Massive New Study Illuminates Employee Attraction, Retention, and Engagement

NCEO founder and senior staff member

A new worldwide study of 86,000 employees by Towers Perrin finds that only 14% of the respondents were highly engaged, defined as "the willingness and ability to contribute to the organization's success." In most counties, most employees were "moderately engaged," but a quarter or more were not engaged, including in the U.S. The study covered the U.S., Canada, Mexico, Brazil, eight European countries, and four Asian countries.

The study found that base pay was generally the most important driver to join a company, but there was considerable variation on other dimensions in different countries. In the U.S., health benefits, work-life balance, career advancement, and salary increases linked to performance (in that order) came up next. While people may come for pay and benefits, they stay for reasons associated with organizational culture. The researchers say a key finding is that employees want to work in "an organizational culture that values and nurtures talented employees and seeks to find and keep high-caliber people." In the U.S. the opportunity to learn new skills ranked second, followed by the employer's reputation, fair compensation relative to other employees and managers who understands what motivates employees. Salary, retirement, supervisory quality, work-life balance, and other issues mattered less. Finally, on employee engagement, senior management's interest in employee well-being ranked number one in the U.S. (a finding consistent with that of the Great Place to Work Institute's research), followed by skills development, employer reputation, enough decision-making input to do the job well, and fair salary criteria. Globally, opportunities to learn new skills ranked number one. In most counties, most employees were "moderately engaged," but a quarter or more are not engaged. The study covered the U.S., Canada, Mexico, Brazil, eight European countries and four Asian countries.
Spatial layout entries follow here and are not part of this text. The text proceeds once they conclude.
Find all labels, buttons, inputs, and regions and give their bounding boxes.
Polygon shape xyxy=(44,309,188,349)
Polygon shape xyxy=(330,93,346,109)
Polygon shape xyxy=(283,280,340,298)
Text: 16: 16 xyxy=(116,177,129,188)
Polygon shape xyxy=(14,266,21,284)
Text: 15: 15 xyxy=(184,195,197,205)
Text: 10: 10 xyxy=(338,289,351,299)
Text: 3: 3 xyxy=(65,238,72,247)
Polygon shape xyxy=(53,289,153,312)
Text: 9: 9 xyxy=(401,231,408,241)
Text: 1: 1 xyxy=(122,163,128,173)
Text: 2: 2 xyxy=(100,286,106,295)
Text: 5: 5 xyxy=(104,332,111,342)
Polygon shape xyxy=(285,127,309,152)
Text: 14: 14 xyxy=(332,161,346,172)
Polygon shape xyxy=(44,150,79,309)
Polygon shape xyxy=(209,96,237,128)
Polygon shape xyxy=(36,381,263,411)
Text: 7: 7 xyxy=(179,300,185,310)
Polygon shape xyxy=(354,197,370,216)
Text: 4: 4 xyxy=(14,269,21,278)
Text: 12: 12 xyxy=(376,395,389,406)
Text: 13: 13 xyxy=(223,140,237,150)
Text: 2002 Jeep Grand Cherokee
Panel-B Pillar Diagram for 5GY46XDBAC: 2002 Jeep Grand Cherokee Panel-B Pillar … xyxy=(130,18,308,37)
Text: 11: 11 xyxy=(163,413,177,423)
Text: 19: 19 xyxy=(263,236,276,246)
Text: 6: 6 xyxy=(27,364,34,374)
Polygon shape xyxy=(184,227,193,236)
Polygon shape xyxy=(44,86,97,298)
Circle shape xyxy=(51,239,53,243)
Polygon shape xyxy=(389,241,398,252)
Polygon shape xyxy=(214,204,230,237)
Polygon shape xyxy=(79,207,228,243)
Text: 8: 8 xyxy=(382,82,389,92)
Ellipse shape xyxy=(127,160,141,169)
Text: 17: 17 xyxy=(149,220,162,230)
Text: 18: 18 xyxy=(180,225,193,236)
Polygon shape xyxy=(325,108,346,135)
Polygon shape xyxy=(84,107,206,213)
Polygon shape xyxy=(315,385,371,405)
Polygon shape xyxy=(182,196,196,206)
Study authors Sandra O'Neill and Julie Gebauer argue that the results show that employees have become very suspicious of management pledges to employees to make greater contributions to the organization and to provide rewards for doing so. "In the United States," they say, "employees are frustrated and skeptical about both their senior leadership and how well their company is delivering on their employment deal...They don't think they've seen enough in terms of pay raises, incentives or other rewards for their contributions-despite hearing lots of talk about 'pay for performance.' And this view appears to be intensifying as the economy regains steam." An article detailing the study appears n the First Quarter 2006 issue of the WorldatWork Journal.